Originally posted by Ian Stuart Forsyth If we first look at your 12mp compared to 7.5mp that is not a 1.6 crop factor it is 1.26crop factor, you have to look at it in 2 dimensions, For example 36mp camera cropped by a factor of 1.5 is not 36 / 1.5 as that would give you a a final pixel count of 24mp
we have to take into account that 36mp has both height and width so 1.5 x 1.5 = 2.25 so 36mp / 2.25 = 16mp
Now lets go back to the 12mp compared to 7.5mp 12 / 7.5mp= 1.6 √2= 1.265 crop factor
So a 12mp camera with a 300m will have an additional crop ability of 1.265 giving you an image that is 7.5mp with a FOV that is 380mm and not the 480mm FOV when using that 1.6
Now with a FF 36mp camera if you are cropping down to a 24mp image you are only cropping by 36/24=1.5√2=1.22 and not below the level of an apsc
So a FF36mp cropped to 24mp will give you a crop factor of 1.22 with a 600mm lens you would have a FOV 730mm
A 24mp cropped camera with a 1.5 crop factor will give you a 24mp image with the FOV 900mm
You have to also remember because you are enlarging the 24mp 1.5 cropped image more to be viewed as the same size as the larger 24mp 1.22 cropped image there will be some resolution loss due to this enlarging
A very simple way to look at it is if you want to double your lenses reach (600mm-1200mm) you need to quadruple you pixel count by place 4 times more pixels into the same area
With a 36mp camera I seldom go below a 1.2 crop and that is only for shooting raw for buffer and frame rate
Based on this set up.
And these two images
I'm estimating in the real world, the magnification of the K-3 and the exact same set up an position, the real world advantage is about 36%. Someone cooking a bunch of numbers means nothing to me.

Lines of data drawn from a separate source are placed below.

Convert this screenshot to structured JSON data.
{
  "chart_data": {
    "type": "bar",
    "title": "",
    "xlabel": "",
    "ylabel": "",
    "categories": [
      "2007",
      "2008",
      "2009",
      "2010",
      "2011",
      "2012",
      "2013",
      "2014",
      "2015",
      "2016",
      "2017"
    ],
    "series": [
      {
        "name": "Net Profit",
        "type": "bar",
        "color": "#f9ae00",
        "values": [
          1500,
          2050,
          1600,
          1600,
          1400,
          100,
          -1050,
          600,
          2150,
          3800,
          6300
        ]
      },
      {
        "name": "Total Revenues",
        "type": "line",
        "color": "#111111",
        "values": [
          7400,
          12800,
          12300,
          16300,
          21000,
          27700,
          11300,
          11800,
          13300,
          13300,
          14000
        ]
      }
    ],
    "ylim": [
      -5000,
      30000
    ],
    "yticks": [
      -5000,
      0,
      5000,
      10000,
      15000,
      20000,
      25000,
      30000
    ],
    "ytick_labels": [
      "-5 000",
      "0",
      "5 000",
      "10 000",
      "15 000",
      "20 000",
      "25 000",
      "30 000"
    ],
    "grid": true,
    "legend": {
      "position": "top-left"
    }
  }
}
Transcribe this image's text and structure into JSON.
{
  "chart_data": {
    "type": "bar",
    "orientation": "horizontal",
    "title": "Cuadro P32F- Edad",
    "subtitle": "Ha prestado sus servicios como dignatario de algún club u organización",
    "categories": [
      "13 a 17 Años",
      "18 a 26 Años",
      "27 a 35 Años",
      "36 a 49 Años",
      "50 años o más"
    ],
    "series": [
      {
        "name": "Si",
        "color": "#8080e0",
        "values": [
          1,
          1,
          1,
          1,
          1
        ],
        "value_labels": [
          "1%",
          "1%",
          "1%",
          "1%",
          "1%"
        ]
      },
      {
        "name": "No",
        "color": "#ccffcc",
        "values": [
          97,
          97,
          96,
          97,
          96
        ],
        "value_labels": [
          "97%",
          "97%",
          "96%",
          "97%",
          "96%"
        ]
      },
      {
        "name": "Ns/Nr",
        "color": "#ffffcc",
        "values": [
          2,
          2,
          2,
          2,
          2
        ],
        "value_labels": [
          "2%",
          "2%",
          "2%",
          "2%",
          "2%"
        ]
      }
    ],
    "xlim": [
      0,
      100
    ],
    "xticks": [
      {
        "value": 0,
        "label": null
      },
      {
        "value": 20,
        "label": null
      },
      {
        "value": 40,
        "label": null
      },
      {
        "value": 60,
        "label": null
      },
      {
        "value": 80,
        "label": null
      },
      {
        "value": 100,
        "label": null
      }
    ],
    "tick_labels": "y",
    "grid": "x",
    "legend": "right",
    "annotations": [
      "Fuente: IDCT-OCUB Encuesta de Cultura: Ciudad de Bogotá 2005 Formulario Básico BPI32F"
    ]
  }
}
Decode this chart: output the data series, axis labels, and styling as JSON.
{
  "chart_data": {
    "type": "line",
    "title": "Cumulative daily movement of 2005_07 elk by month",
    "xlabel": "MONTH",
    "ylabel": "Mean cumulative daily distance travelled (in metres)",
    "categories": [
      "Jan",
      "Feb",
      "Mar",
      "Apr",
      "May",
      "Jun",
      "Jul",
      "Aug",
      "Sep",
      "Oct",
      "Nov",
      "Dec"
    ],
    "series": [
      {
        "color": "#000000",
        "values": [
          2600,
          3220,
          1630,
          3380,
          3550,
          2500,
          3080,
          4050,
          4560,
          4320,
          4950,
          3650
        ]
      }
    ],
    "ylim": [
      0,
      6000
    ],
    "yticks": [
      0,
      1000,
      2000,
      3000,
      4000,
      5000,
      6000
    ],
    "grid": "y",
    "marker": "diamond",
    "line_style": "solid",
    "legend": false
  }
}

This is what's real.
SO, to get the same image I could be 36% further away with APS-c, a real benefit for birding. As for the total noise thing and worse noise on APS-c. Ya slightly worse. But not meaningfully worse. These images haven't been run through Topaz Denoise. It's a safe bet that once it has, the noise will be the same. The K-1 however will never recover the missing detail. And there's not enough difference to make any kind of case anyway, unless you were making the case that there is virtually no benefit based solely on total light.
Any attempts to describe this difference have to come up with the "right answer" or they shouldn't be entertained.
With all due respect to the above, the difference is significant any way you look at it. The numbers are just numbers. The proof is in the pudding. The biggest problem with the math, as demonstrated here is, you make one little mistake and you create falsehood. Without confirmation in the real world it's useless.
This is why a notion is just a notion until supported by empirical data. Then it may become a hypothesis and eventually a theory. What I'v posted represents real world usage, not some convoluted math worked out to try and prove some kind of a point that makes no sense in the real world.
But then I'm not using arbitrary crops that I would never use in real life to try and prove a point. That's the thing about mathematical proofs, you can demonstrate something that might be mathematically true, that is practically irrelevant. But you still need to get your numbers right, confirming with real world shooting, hopefully, before you post the information.
The measured lw/ph of a k-5 is ~2100. The measured lw/ph of a k-3 is ~2700. Nothing you can do with the K-1 images cropped will make up for the extra 600 lw/ph in the FF mode. That 600 lw/ph is just gone, no matter how you crop it. And 600 is significant, unlike many 100 lw/ph differences.
The crop factor, APS_c to FF is 1.5, no matter how you stack it. 600mm FF is the same field of view as 400mm on APS-c, and there is more pixels on the subject (and therefore more resolution) where the pixels are smaller on APS-c, which is the true until you get to really expensive 51 or higher MP FFs.